= American Jewish Conference =

American Jewish Conference was an ad hoc organization

==History==
The American Jewish Conference first met in Pittsburgh, Pennsylvania, in January 1943, and had its first official conference in August that year. The initial meeting included delegates from thirty-two national Jewish organizations. It was called to decide upon the role that the American Jewish community would play in representing Jewish demands after the war and helping to build Jewish Palestine. The conference, a parliamentary-style political body, included 500 delegates collectively representing 2.25 million Jews in the United States. Labor Zionist leader Judah Pilch observed that the conference was a new form of "Jewish self-government" in America, an American version of Vaad Leumi.

The 1943 conference followed decades of the American Jewish Congress movement to develop a collective Jewish nationalism in America. When the first Congress met in 1918, it was estimated to represent 90 of American Jews, including Labor Zionists, General Zionists, Marxist socialists, religious Zionists, labor unions, and more. However the Congress movement declined by 1920. Historians generally consider this the final attempt of American Jews to organize into a formal national polity.

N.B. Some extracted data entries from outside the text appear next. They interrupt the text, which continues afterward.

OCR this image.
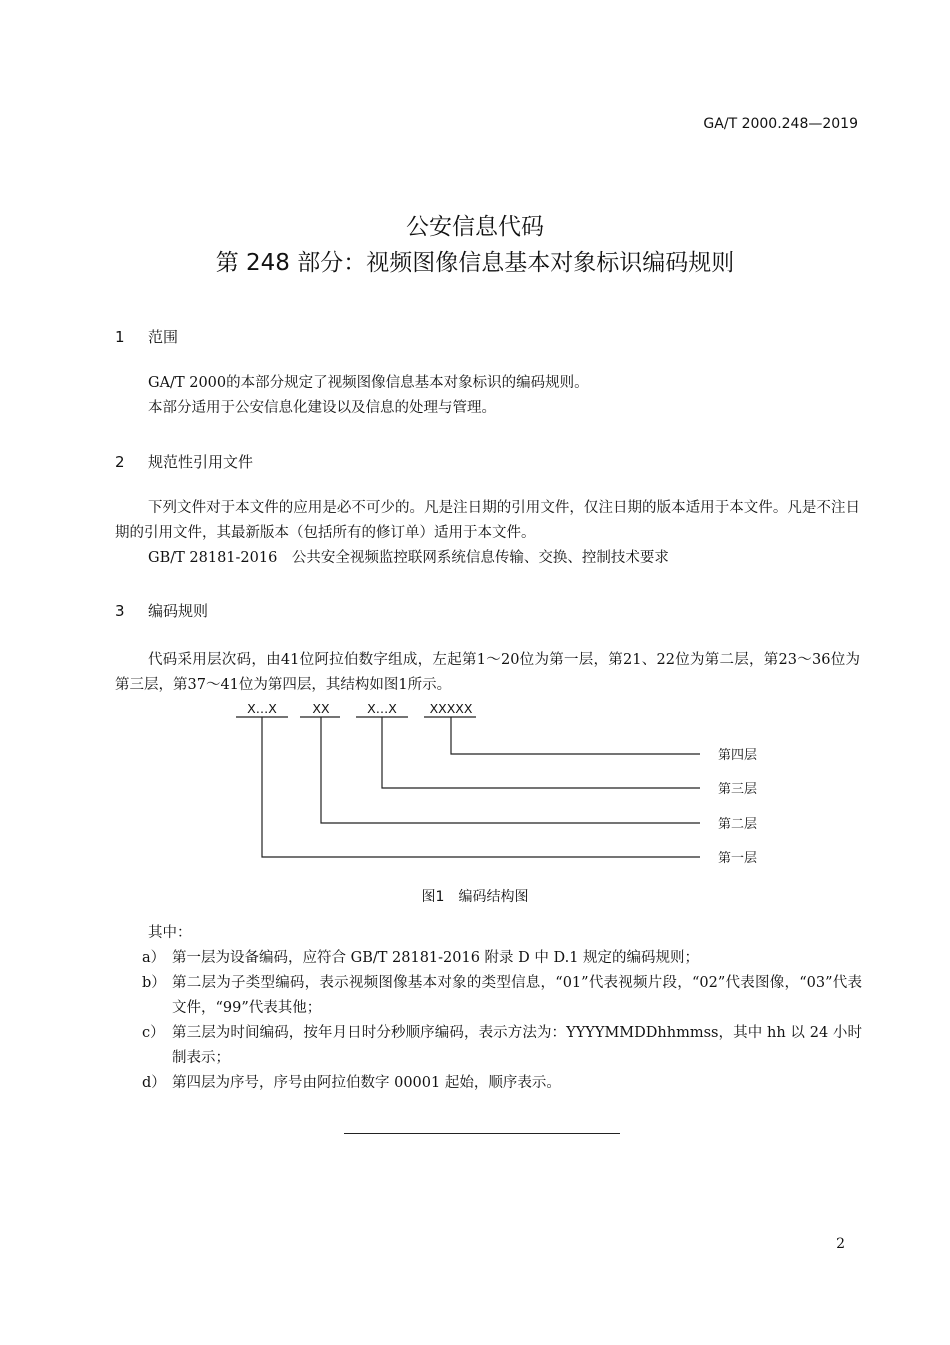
GA/T 2000.248—2019
公安信息代码
第 248 部分：视频图像信息基本对象标识编码规则
1 范围
GA/T 2000的本部分规定了视频图像信息基本对象标识的编码规则。
本部分适用于公安信息化建设以及信息的处理与管理。
2 规范性引用文件
下列文件对于本文件的应用是必不可少的。凡是注日期的引用文件，仅注日期的版本适用于本文件。凡是不注日期的引用文件，其最新版本（包括所有的修订单）适用于本文件。
GB/T 28181-2016　公共安全视频监控联网系统信息传输、交换、控制技术要求
3 编码规则
代码采用层次码，由41位阿拉伯数字组成，左起第1～20位为第一层，第21、22位为第二层，第23～36位为第三层，第37～41位为第四层，其结构如图1所示。
X…X	XX	X…X	XXXXX
第四层
第三层
第二层
第一层
图1　编码结构图
其中：
a） 第一层为设备编码，应符合 GB/T 28181-2016 附录 D 中 D.1 规定的编码规则；
b） 第二层为子类型编码，表示视频图像基本对象的类型信息，“01”代表视频片段，“02”代表图像，“03”代表文件，“99”代表其他；
c） 第三层为时间编码，按年月日时分秒顺序编码，表示方法为：YYYYMMDDhhmmss，其中 hh 以 24 小时制表示；
d） 第四层为序号，序号由阿拉伯数字 00001 起始，顺序表示。
2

At the first meeting, moderate American Zionists including Rabbi Stephen Samuel Wise, were eager to concentrate on supporting Zionism through philanthropy and play down the "maximalist" goal of a “Jewish commonwealth.” Rabbi Abba Hillel Silver, representing the maximalists, called for the delegates to endorse the Biltmore Program. Silver's followers characterized the contrast between the two as "Aggressive Zionism" versus "the Politics of the Green Light [from the White House]." He also attacked Wise's views, which upset the delegates from the American Jewish Committee, and caused them to walk out. The conference proceeded and sided with Silver and he emerged from the meeting as the new leader of American Zionism. Silver called for "loud diplomacy." Edward Tivnan writes, "The American Jewish community now had a full-fledged 'Jewish lobby.' In 1943, Silver cranked up the Zionist Organization of America's one-man lobbying operation in Washington --- renaming it the American Zionist Emergency Council (AZEC) --- and began to mobilize American Jewry into a mass movement."

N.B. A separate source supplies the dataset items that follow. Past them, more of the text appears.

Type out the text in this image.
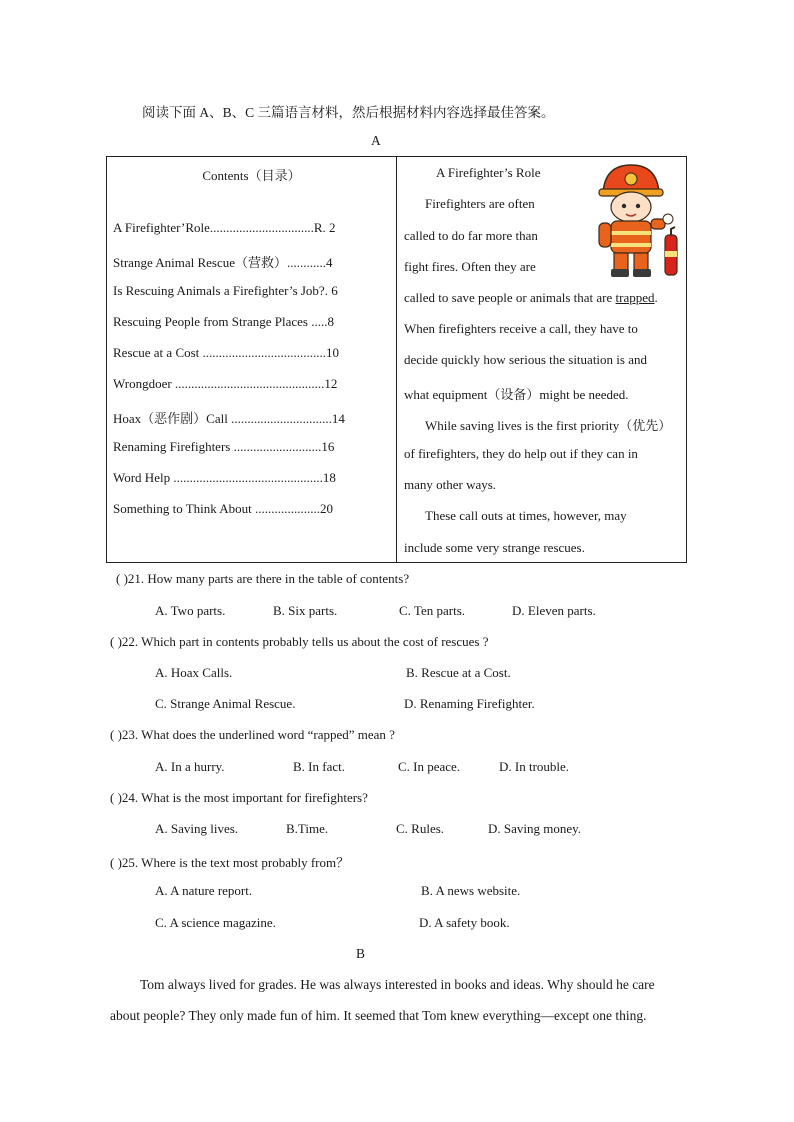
阅读下面 A、B、C 三篇语言材料，然后根据材料内容选择最佳答案。
A
Contents（目录）
A Firefighter’Role................................R. 2
Strange Animal Rescue（营救）............4
Is Rescuing Animals a Firefighter’s Job?. 6
Rescuing People from Strange Places .....8
Rescue at a Cost ......................................10
Wrongdoer ..............................................12
Hoax（恶作剧）Call ...............................14
Renaming Firefighters ...........................16
Word Help ..............................................18
Something to Think About ....................20
A Firefighter’s Role
Firefighters are often
called to do far more than
fight fires. Often they are
called to save people or animals that are trapped.
When firefighters receive a call, they have to
decide quickly how serious the situation is and
what equipment（设备）might be needed.
While saving lives is the first priority（优先）
of firefighters, they do help out if they can in
many other ways.
These call outs at times, however, may
include some very strange rescues.
( )21. How many parts are there in the table of contents?
A. Two parts.	B. Six parts.	C. Ten parts.	D. Eleven parts.
( )22. Which part in contents probably tells us about the cost of rescues ?
A. Hoax Calls.	B. Rescue at a Cost.
C. Strange Animal Rescue.	D. Renaming Firefighter.
( )23. What does the underlined word “rapped” mean ?
A. In a hurry.	B. In fact.	C. In peace.	D. In trouble.
( )24. What is the most important for firefighters?
A. Saving lives.	B.Time.	C. Rules.	D. Saving money.
( )25. Where is the text most probably from？
A. A nature report.	B. A news website.
C. A science magazine.	D. A safety book.
B
Tom always lived for grades. He was always interested in books and ideas. Why should he care
about people? They only made fun of him. It seemed that Tom knew everything—except one thing.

In December 1943, the American Jewish Conference launched a public attack against Hillel Kook and the “Bergson Group” in an attempt to reduce support for the Irgun and Revisionist Zionism in the US and their agenda to more actively rescue European Jews. Following the victory of World War II Abraham Cronbach wrote letters to American Jewish Conference and other Jewish organizations asking that they not seek punishment of Nazi war criminals.

Philip Morris Klutznick, the newly elected president of B’nai B’rith in the early 1950s, remembers the difficulties of getting any consensus in the "majority rule” American Jewish Conference.

The American Jewish Conference ended its activities in 1949.